Madame le maire,
Madame la conseillère déléguée aux finances,
Mesdames messieurs,
Mes chers collègues,
Ce rapport d’orientation budgétaire s’inscrit dans un contexte budgétaire dégradé par
rapport à l’année dernière. L’inflation portée par la hausse du coût de l’énergie, la hausse
du point d’indice et la hausse des taux d’intérêts rendent l’exercice bien plus complexe et
personne ne peut le nier. Ce contexte est renforcé par certaines décisions de l’État. Tout
d’abord, l’État a refusé d’étendre le bouclier tarifaire aux collectivités, les laissant
piégées au libre jeu d’un marché énergétique dérégulé et erratique. Puis, l’État a décidé
en 2022 une augmentation du point d’indice des fonctionnaires. Une décision bien
entendu nécessaire et qui apparaît indispensable pour 2023, mais effectuée sans grande
concertation avec les collectivités ni sans compensation.
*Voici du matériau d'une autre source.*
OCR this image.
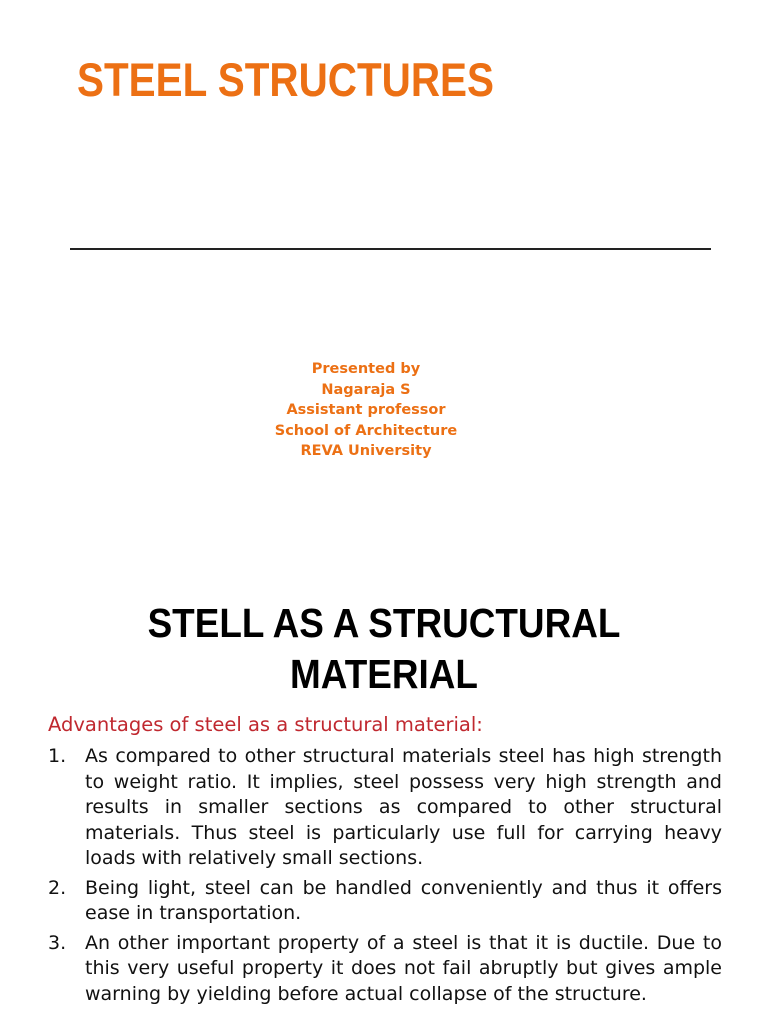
STEEL STRUCTURES
Presented by
Nagaraja S
Assistant professor
School of Architecture
REVA University
STELL AS A STRUCTURAL
MATERIAL
Advantages of steel as a structural material:
1. As compared to other structural materials steel has high strength to weight ratio. It implies, steel possess very high strength and results in smaller sections as compared to other structural materials. Thus steel is particularly use full for carrying heavy loads with relatively small sections.
2. Being light, steel can be handled conveniently and thus it offers ease in transportation.
3. An other important property of a steel is that it is ductile. Due to this very useful property it does not fail abruptly but gives ample warning by yielding before actual collapse of the structure.
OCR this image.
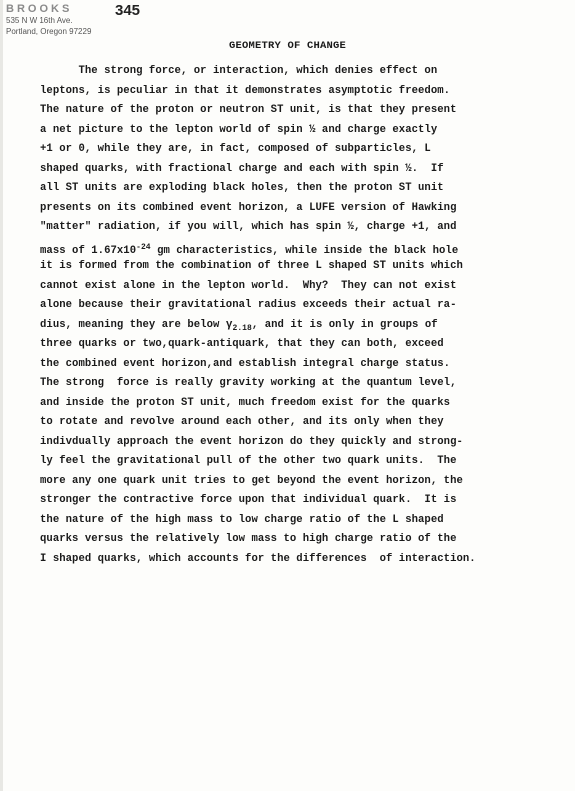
BROOKS
535 N W 16th Ave.
Portland, Oregon 97229
345
GEOMETRY OF CHANGE
The strong force, or interaction, which denies effect on
leptons, is peculiar in that it demonstrates asymptotic freedom.
The nature of the proton or neutron ST unit, is that they present
a net picture to the lepton world of spin ½ and charge exactly
+1 or 0, while they are, in fact, composed of subparticles, L
shaped quarks, with fractional charge and each with spin ½.  If
all ST units are exploding black holes, then the proton ST unit
presents on its combined event horizon, a LUFE version of Hawking
"matter" radiation, if you will, which has spin ½, charge +1, and
mass of $1.67x10^{-24}$ gm characteristics, while inside the black hole
it is formed from the combination of three L shaped ST units which
cannot exist alone in the lepton world.  Why?  They can not exist
alone because their gravitational radius exceeds their actual ra-
dius, meaning they are below $\gamma_{2.18}$, and it is only in groups of
three quarks or two,quark-antiquark, that they can both, exceed
the combined event horizon,and establish integral charge status.
The strong  force is really gravity working at the quantum level,
and inside the proton ST unit, much freedom exist for the quarks
to rotate and revolve around each other, and its only when they
indivdually approach the event horizon do they quickly and strong-
ly feel the gravitational pull of the other two quark units.  The
more any one quark unit tries to get beyond the event horizon, the
stronger the contractive force upon that individual quark.  It is
the nature of the high mass to low charge ratio of the L shaped
quarks versus the relatively low mass to high charge ratio of the
I shaped quarks, which accounts for the differences  of interaction.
Or, la suppression de la taxe d’habitation a réduit l’autonomie fiscale des communes, les
rendant dépendantes des transferts de l’État. Dans ce contexte, le comble est bien
évidemment le spectre des « contrats de confiance », qui sont un véritable retour des
« contrats de Cahors », c’est-à-dire que l’État impose l’austérité aux collectivités, avec la
perspective d’une évolution des dépenses de fonctionnement inférieures à l’inflation.
Cette austérité imposée par l’Etat est contraire à l’esprit de la décentralisation, alors que
les besoins sont énormes pour la transition écologique dans les villes. La baisse
tendancielle des dépenses de fonctionnement induirait nécessairement une réduction
du service rendu aux habitants.
Dans ce contexte, une nouvelle année s’achève, et avec elle nos espoirs de voir se réaliser
les objectifs que nous avions énoncés lors de notre intervention sur le rapport
d’orientation budgétaire de 2021. Voici mot pour mot la fin de notre intervention de
l’année passée : « Nous attendons donc un budget 2022 avec un plan clair pour
augmenter les ressources humaines au service de la transition, et notamment de
personnel nécessaire à la mise en œuvre des investissements, un budget de
fonctionnement à la hausse pour soutenir les associations et les besoins de la transition,
le recours à l’emprunt pour des investissements importants dans la transition
écologique. »
Force est de constater que ce ROB ne marque pas un changement de cap par rapport à
la première moitié du mandat. La politique d’investissements massifs dans la transition
écologique se fait toujours attendre, alors qu’elle est plus que jamais nécessaire dans le
contexte actuel de sobriété qui impose des économies d’énergie qui ne se feront qu’en
accompagnant la rénovation thermique des bâtiments. C’est dans ce sens que nous vous
avions encouragé.es à emprunter plus quand les taux directeurs étaient au plus bas, ce
que vous n’avez malheureusement pas consenti à faire. En 2022, les dépenses
d’investissements ont globalement stagné par rapport à 2021 à 75 millions, loin de la
moyenne de 90 millions d’investissement réalisé entre 2008 et 2014. Nous pouvons
douter que la ville atteigne les 120 millions d’investissement réalisé par an dans les
prochaines années.
Si ce nouveau contexte se maintient sans soutien de l’État, nous reviendrons au vieux
proverbe, « gouverner c’est choisir », l’heure est venue des choix et des arbitrages,
parfois douloureux.
Dans ce contexte, nous regrettons que les investissements vertueux d’un point de vue
écologique ne soient pas plus clairement priorisés dans ce ROB, c’est-à-dire que les
investissements ne soient pas décidés en priorité selon l’impact environnemental qu’ils
produisent, mais aussi des économies de fonctionnement qu’ils peuvent entraîner par la
suite. Si nous avions des doutes, l’heure est aujourd’hui à l’entretien du patrimoine
municipal, pour le rendre plus économe.
Si ces critères étaient opérants, certains des projets qui vous tiennent pourtant à coeur
seraient jugés obsolètes, comme le bassin nordique prévu pour Saint-Sauveur dont
l’absence d’intérêt – et même l’effet néfaste – sur l’environnement empêcherait que de
l’argent public soit ainsi investi. D’autres projets dont les montants d’investissements
sont élevés comme le projet pour l’avenue du Peuple Belge voient leur réalisation
s’éloigner. La votation a créé des attentes non budgétées, donc non réalisables et qui
créeront de fait une incompréhension chez nos concitoyennes et concitoyens.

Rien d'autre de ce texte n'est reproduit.